The economy is shrinking, businesses are closing and jobs are disappearing due to the coronavirus pandemic. But in the housing market, prices keep climbing higher.
Home prices plunged during the last recession after the 2007 housing crash caused millions of families to lose their homes, but that hasn’t been the case this time. The median home price nationwide rose 8% year-over-year to $280,600 in March, according to the National Association of Realtors. In the same period, in Jackson County, the median home price rose 11.5% to $310,000. While buyer demand has softened during the pandemic, the number of homes sold has fallen by over 30% in Jackson County; but the supply of homes on the market is contracting even faster. Demand is outstripping supply, causing prices to rise. Homes priced under $350,000 are often seeing multiple offers and selling in a few days. Higher-end homes, over $600,000, are still waiting for more out-of-state buyers to arrive. Here in Jacksonville, it’s another story. Even though active listings are down by 27%, we have seen the number of homes sold increase by 84% year-to-date.

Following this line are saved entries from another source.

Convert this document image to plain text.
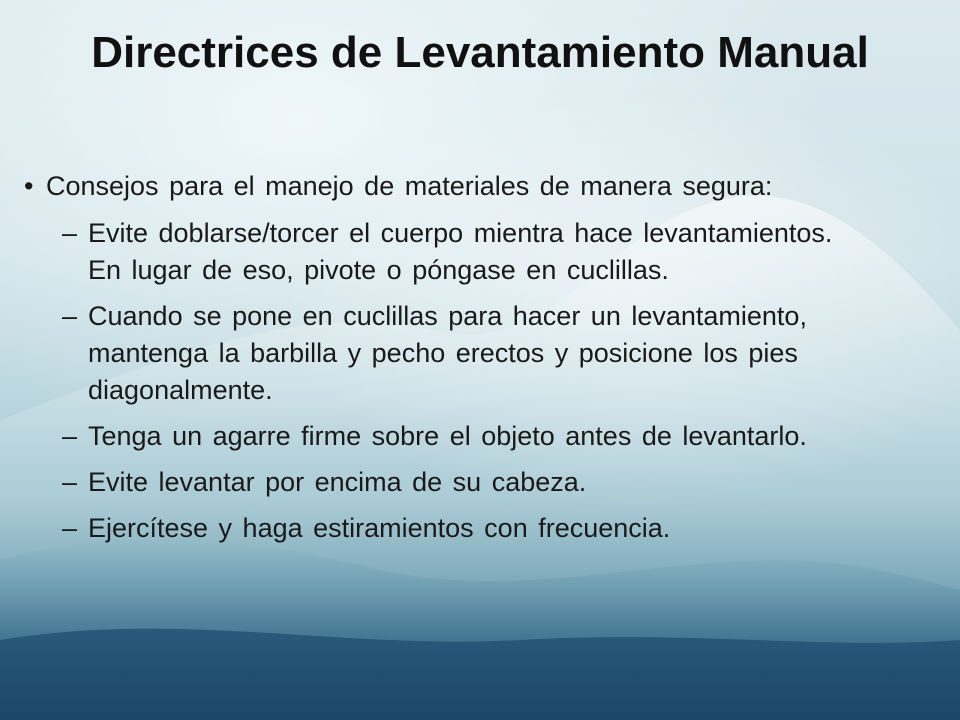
Directrices de Levantamiento Manual
• Consejos para el manejo de materiales de manera segura:
– Evite doblarse/torcer el cuerpo mientra hace levantamientos. En lugar de eso, pivote o póngase en cuclillas.
– Cuando se pone en cuclillas para hacer un levantamiento, mantenga la barbilla y pecho erectos y posicione los pies diagonalmente.
– Tenga un agarre firme sobre el objeto antes de levantarlo.
– Evite levantar por encima de su cabeza.
– Ejercítese y haga estiramientos con frecuencia.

For the first time in my career, I’m seeing out-of-state buyers purchasing homes without seeing the home in person. They are making offers on homes after viewing the listing online and viewing a walk-through video. In one case, a retiring couple had their brother, who lives in Jacksonville, walk through a home and make a final decision for them. Many others are calling to inquire on homes but waiting for stay-at-home orders to ease before deciding whether to make the trip to buy. Once the states lift their stay-at-home orders, we will see how home sales are affected. It’s hard to say what the world will look like post-pandemic, but it will change many people’s’ behavior.

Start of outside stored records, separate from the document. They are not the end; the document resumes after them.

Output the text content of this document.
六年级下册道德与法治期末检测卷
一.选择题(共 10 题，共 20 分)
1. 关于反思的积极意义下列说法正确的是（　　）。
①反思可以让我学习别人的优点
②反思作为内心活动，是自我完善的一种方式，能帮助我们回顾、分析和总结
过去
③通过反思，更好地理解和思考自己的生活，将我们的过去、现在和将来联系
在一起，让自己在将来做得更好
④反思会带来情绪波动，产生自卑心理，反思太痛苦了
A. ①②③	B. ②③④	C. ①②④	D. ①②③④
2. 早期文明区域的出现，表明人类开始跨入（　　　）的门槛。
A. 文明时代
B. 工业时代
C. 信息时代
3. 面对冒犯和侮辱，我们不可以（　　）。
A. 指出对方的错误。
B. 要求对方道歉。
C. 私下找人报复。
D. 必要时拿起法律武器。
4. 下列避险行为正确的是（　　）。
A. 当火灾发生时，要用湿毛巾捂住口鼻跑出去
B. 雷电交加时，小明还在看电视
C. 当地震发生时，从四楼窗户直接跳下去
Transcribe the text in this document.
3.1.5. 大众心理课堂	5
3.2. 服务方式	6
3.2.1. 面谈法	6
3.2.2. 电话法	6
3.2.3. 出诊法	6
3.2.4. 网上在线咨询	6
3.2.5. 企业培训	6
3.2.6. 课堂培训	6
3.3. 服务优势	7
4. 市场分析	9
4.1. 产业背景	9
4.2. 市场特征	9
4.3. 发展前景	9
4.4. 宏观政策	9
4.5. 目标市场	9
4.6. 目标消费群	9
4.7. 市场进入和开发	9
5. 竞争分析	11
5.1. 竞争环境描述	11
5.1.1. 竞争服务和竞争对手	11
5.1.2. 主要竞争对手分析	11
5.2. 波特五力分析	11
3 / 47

On one hand, the cancellation of the Oregon Shakespeare Festival and the Britt Festival will mean the loss of thousands of monthly tourists who often decide at the end of their vacation to move to our area. But, on the other hand, thousands of families and retirees will most likely decide to move out of crowed metropolitan areas in favor of smaller, safer communities like ours. Southern Oregon lacks job opportunities, but many employers may be more open to their employees working from home after favorable experiences during the pandemic.
Bottom line: the housing market has been under-supplied for years and during the pandemic it has gotten worse. We are currently facing lots of demand for housing which will increase as the pandemic subsides. Unless we see a drastic increase in the number of homes that come on the market for sale, we will certainly see home prices continue to rise throughout 2020.